When it comes to the economy I am watchful and wary, but I do not yet see a turning point. Many investment managers sharpened up their tools after 2008. Regular readers can join me in monitoring both systemic risk and recession risk.

Both remain much lower than headline risk!

The market makes new highs in spite of the headline risk that sells newspapers, but it is no surprise to those who follow data on corporate earnings, recession risk, or the declining chances of a financial meltdown.

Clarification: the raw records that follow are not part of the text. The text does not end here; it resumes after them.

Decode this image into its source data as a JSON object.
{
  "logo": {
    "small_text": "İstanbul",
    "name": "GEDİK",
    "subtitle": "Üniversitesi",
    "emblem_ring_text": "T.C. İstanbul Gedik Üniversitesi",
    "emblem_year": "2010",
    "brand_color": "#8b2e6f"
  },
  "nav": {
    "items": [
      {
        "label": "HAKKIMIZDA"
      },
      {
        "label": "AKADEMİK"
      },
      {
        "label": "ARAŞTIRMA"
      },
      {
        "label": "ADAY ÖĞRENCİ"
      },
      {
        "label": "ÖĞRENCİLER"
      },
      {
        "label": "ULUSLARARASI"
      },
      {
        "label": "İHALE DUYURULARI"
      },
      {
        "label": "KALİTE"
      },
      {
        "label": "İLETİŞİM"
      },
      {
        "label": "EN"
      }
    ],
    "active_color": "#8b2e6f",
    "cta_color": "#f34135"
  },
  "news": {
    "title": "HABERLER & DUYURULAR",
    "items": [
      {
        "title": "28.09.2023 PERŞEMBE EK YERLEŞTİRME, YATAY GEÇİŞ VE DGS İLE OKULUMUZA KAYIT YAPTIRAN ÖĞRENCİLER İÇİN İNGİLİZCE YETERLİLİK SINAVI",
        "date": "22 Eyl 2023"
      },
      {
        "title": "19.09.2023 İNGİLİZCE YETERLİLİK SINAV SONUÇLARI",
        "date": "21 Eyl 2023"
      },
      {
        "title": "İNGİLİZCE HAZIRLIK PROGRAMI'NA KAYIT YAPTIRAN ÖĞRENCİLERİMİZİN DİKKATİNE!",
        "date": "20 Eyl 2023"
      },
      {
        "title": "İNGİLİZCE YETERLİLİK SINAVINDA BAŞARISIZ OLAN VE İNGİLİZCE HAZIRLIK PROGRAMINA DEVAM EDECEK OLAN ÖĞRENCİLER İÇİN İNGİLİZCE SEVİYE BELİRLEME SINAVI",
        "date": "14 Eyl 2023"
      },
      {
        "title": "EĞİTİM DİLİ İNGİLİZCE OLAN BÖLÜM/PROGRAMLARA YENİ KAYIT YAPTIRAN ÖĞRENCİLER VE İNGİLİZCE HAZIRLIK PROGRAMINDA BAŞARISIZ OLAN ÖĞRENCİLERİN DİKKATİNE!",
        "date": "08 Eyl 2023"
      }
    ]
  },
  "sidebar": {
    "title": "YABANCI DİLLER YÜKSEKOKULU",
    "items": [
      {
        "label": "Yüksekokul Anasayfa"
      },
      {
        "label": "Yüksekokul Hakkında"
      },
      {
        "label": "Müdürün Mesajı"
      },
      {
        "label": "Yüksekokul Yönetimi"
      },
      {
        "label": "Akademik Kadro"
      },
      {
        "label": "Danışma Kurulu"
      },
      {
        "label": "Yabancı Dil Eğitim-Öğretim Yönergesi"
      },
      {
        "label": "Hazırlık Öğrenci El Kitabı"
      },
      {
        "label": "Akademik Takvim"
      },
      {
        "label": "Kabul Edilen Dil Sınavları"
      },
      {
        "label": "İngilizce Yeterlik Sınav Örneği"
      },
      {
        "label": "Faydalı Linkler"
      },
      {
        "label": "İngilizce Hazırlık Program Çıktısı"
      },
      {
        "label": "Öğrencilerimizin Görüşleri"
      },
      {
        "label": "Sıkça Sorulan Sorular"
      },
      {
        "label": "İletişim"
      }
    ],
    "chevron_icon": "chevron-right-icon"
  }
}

Meanwhile, those who emphasize slogans have downplayed "upside risk." Here are two developments to consider:

  1. Could housing be improving? I have been stodgily bearish, but I am seeing construction in my area. Calculated Risk sees signs of a bottom. Our Felix model likes home builders, although the sector is still in the penalty box. Most people do not realize that the housing decline has been subtracting 1 to 1.5% from GDP growth. Even a flat housing market is an improvement.
  2. Can there by stimulus from energy? I wonder if most people even noticed this interesting op-ed piece in the FT by Philip K Verleger Jr., former Director of the Office of Energy Policy at the US Treasury. He points out that US economic growth has consistently exceeded expectations, and makes a bold prediction for the next decade:

"Ten years from today, the CEA and Federal Reserve chairman will again celebrate a decade of unexpected strong growth. This time the credit will go to countrywide gains from the very low energy prices found only in the US. Low-cost energy will have spawned an export surge in all sorts of goods, from chemicals to tyres.'

Readers should check out the entire article, if only to provide an alternate perspective about economic growth prospects.